Entschuldigung, wenn ich das so sage – aber überholt wird in der Formel 1 nicht mit Flügel-auf-Flügel-zu, überholt wird mit dicken Eiern. Da geht es um Fahrer, die Gas geben, dass die Fetzen fliegen, ums absolut geile Fahren. Den Akku aufladen kannst am Handy, aber nicht im Formel 1.
Die Hersteller argumentieren mit der Nähe zur Serie, sie wollen ihre Elektroautos vermarkten.
Ich halte nichts vom Argument mit der Seriennähe. Top-Motorsport ist Show, ist Unterhaltung und zeigt, was technisch möglich ist. Es gibt ja auch heute noch Pferderennen, weil sie den Leuten Spaß machen – obwohl im normalen Leben niemand mehr mit dem Pferdl unterwegs ist.
Was trauen Sie Ihrem langjährigen Arbeitgeber Audi zu?
Bisher hat Audi überall gewonnen – ganz egal, was sie gemacht haben.
Auch mit Ihnen, als DTM-Meister 1990.
Auch mit mir, danke. Oder mit meinem Papi damals bei Auto Union. Die Konstellation mit Sauber und mit den eigenen Motoren ist top. Mit Nico Hülkenberg und Gabriel Bortoleto haben sie zwei Super-Fahrer. Audi kann man zutrauen, dass sie innerhalb recht kurzer Zeit gut dabei sind. Aber für Siege oder mehr muss man ihnen schon drei Jahre geben. Wenn Audi kommt und gleich alles in Grund und Boden fährt, wären die anderen ja Kasperl.
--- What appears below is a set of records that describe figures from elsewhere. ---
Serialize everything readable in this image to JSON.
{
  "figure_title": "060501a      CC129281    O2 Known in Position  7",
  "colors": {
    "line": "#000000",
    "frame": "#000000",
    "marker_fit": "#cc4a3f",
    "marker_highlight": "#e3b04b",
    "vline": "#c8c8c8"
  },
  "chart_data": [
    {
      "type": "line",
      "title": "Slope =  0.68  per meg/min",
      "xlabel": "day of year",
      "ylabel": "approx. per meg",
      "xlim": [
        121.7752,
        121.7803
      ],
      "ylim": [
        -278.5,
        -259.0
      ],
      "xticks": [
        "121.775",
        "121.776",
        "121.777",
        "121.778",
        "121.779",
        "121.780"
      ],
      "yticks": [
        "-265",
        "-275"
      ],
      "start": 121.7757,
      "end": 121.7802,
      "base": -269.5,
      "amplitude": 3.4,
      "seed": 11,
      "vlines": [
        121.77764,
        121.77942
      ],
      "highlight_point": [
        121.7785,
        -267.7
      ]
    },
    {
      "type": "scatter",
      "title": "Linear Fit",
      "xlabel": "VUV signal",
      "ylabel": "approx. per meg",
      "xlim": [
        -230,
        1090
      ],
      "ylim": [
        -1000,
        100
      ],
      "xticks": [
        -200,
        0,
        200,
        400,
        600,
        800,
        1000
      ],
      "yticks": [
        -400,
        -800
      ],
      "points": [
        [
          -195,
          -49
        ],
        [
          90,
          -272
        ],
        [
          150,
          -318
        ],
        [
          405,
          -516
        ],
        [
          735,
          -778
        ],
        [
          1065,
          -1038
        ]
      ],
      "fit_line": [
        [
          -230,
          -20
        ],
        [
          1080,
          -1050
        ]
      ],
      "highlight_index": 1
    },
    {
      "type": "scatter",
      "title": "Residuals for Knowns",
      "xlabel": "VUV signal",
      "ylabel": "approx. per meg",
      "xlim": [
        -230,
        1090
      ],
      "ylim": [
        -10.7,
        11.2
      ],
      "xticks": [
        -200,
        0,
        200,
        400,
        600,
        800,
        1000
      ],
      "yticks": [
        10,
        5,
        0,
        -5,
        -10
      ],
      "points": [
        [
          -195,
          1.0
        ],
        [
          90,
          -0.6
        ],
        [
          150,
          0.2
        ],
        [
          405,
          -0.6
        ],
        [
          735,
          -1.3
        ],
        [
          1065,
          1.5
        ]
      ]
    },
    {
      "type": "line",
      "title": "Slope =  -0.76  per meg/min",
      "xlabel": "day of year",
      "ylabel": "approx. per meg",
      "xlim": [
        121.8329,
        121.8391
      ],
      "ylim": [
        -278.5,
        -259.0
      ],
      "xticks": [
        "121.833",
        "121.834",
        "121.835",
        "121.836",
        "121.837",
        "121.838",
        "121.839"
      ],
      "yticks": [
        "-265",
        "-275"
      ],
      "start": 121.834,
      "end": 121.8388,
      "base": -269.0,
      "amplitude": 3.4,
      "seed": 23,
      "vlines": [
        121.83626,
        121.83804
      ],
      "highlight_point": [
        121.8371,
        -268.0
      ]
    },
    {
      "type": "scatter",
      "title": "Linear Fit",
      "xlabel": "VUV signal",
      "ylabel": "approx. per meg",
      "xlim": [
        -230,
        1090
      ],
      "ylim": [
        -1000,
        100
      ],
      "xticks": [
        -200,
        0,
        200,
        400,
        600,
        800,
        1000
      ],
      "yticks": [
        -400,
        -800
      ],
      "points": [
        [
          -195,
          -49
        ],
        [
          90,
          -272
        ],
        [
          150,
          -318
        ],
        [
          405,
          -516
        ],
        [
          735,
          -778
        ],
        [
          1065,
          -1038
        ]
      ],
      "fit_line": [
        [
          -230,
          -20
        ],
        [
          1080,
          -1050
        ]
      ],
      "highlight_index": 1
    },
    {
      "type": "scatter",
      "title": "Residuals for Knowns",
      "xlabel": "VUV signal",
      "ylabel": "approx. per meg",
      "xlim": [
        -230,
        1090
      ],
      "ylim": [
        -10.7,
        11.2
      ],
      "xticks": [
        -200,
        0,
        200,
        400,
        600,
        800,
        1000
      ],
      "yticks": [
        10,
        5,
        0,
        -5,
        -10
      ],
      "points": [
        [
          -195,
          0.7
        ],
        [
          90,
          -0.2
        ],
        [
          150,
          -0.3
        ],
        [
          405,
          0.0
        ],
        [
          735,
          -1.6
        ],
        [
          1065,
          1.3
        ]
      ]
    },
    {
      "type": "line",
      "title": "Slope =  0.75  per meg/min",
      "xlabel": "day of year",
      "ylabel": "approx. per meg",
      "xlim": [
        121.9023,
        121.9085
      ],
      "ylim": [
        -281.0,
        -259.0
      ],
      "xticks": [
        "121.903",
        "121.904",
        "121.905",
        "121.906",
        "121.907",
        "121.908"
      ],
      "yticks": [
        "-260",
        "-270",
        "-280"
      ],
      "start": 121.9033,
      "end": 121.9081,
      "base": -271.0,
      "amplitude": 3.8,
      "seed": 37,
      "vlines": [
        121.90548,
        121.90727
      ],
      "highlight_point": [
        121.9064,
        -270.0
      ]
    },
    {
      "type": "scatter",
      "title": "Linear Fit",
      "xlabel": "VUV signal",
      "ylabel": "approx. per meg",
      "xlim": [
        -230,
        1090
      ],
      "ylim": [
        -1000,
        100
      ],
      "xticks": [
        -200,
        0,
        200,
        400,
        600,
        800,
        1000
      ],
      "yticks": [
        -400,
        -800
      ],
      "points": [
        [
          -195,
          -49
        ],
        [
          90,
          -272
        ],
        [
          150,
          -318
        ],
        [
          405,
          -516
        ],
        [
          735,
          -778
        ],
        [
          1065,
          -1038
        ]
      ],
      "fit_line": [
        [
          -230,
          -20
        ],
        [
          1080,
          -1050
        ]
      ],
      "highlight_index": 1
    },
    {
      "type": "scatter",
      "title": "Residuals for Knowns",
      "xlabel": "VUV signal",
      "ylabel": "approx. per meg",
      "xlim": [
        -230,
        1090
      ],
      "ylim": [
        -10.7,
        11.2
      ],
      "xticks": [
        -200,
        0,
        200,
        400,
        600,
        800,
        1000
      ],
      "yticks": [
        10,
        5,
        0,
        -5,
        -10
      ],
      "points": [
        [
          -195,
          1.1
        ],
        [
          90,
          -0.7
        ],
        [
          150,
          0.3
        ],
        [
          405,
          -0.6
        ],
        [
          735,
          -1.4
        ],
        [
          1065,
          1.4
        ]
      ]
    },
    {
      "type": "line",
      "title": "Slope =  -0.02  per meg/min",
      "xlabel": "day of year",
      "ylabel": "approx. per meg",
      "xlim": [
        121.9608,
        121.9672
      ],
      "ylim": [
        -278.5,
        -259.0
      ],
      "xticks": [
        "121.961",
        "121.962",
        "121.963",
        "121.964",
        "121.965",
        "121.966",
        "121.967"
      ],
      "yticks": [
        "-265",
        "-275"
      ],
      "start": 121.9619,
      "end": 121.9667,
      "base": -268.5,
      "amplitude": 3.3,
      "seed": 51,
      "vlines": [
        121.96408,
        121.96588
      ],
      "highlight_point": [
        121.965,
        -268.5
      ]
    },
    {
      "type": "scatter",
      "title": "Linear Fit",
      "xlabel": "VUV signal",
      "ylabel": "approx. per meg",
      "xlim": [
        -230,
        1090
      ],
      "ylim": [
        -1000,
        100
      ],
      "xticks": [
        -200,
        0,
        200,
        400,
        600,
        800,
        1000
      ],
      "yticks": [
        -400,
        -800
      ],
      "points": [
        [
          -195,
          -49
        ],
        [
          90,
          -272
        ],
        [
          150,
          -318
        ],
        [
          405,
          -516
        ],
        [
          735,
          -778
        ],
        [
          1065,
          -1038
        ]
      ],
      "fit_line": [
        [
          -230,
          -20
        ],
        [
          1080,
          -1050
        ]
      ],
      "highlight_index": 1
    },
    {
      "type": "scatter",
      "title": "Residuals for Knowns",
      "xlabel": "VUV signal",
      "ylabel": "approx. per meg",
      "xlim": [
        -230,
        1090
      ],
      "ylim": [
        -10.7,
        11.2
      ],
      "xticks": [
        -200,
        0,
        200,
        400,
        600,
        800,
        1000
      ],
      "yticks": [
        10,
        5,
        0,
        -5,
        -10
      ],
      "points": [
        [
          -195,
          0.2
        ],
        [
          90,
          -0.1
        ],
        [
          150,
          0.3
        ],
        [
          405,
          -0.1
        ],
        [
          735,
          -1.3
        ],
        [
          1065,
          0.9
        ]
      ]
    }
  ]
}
Welche Formel-1-Fahrer machen Ihnen Spaß?
Natürlich Max Verstappen, als absolute Ausnahmeerscheinung. Ich kenne Telemetrieaufzeichnungen von Red Bull. Und ich habe noch nie gesehen, dass ein Fahrer über eine Renndistanz so konstant bei 100 Prozent fahren kann wie Max.
In der neuen Formel 1 muss er mit ungefähr 86 Prozent fahren.
Der wird schön sauer sein. Das ist für mich eine der spannendsten Fragen der Saison: Wie lange schauen sich die besten Autofahrer der Welt das an?
Das ist fast so, als ob man Usain Bolt gesagt hätte, dass er bei 90 Meter bremsen muss, weil ihm sonst der Laufschuh durchbrennt.
(lacht): So ungefähr kommt mir das vor. Aber die Fahrer sind natürlich Angestellte. Die müssen das machen, was ihnen aufgetragen wird. Das gilt auch für Max. Entweder er macht diesen Job, oder er muss es bleiben lassen. So wie ich Max Verstappen kenne, kann ich mir gut vorstellen, dass er irgendwann sagt, da habe ich keinen Bock mehr drauf, ich mach was anderes.